O pé de vento e o Saci Pererê

 Ilustração do Saci Pererê no centro de redemoinho, com flor dente-de-leão ao fundo

Dia desses, enquanto trabalhava ao pé da janela, computador estrategicamente posicionado para não perder a visita ocasional de uma borboleta ou besouro às plantas do quintal, um ruído repentino me fez levantar os olhos, institivamente.

Foi um farfalhar de folhas, um retorcer de galhos, um desassossego que durou segundos. Depois, silêncio.

Eu, por meu lado, perdi o fio da meada do estava escrevendo e fiquei a observar por uns instantes, a espera... sei lá do quê. Pé de vento é assim mesmo, dá e passa. Tira tudo do lugar, por graça, e deixa espalhado pra gente arrumar.

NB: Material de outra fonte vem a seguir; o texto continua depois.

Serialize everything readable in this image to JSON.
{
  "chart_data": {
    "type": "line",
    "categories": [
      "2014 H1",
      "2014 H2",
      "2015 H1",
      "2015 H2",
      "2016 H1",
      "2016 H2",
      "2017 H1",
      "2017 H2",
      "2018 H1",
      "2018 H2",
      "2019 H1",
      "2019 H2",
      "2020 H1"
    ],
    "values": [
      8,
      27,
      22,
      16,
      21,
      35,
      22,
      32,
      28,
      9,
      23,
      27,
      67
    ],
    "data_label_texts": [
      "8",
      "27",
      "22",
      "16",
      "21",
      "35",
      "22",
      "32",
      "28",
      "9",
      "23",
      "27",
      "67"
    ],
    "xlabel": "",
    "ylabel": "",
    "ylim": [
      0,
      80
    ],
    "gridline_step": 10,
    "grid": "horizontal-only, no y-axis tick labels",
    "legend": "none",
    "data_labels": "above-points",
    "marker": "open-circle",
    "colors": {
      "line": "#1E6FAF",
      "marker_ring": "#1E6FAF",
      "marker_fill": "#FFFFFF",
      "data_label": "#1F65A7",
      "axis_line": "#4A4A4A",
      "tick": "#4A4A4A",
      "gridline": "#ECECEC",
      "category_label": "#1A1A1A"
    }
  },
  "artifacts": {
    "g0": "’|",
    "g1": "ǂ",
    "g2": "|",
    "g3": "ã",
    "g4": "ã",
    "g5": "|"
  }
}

Mas acabei me lembrando da lenda que diz que o Saci Pererê viaja nos redemoinhos. Será por isso que se chama “pé de vento”. Um pé só, como o Saci?

Nessa mania de juntar uma coisa com outra, quando me deparei com algumas notícias lembrando que hoje, 31 de outubro, é o dia do Saci Pererê, me lembrei do pé de vento, da lenda e da saudade de ser criança e acreditar no Saci.

Se o destino permitir, capaz até de eu ter outra vez essa chance. De me sentar na varanda - qualquer varanda - e ficar a sorrir para o pé de vento, imaginando o Saci lá dentro, piscando um olho cúmplice pra velhinha-criança, que sempre teve uma queda por coisas encantadas. Tão mais bonitas que a dura realidade feia e ranzinza.

Saudade dos pés de vento que rodopiavam os campos, davam nós nos varais de roupas e espalhavam o cisco recém varrido, fazendo a minha avó esbravejar sacudindo os braços para o nada, impotente diante do invisível galhofeiro. Esses pés de vento parecem não existir mais.

No lugar deles, hoje existe a parede amarela e densa, quase palpável, formada pela cobertura de pó fininho, peneirado exaustivamente pelos arados modernos nos campos de cana-de-açúcar e algodão que rodeiam as cidades-planícies do oeste de São Paulo.

Paredes de poeira que não tem pé nem cabeça. Que não deveriam existir, mas foram pacientemente fabricadas ao longo de décadas e dormiam nos campos esperando o momento certo, quando seca, falta de cobertura vegetal e uma brisa mais forte se alinhassem para fazê-las se levantar.

E, com isso, fazer a gente sentir falta do pé de vento que era apenas carruagem do Saci.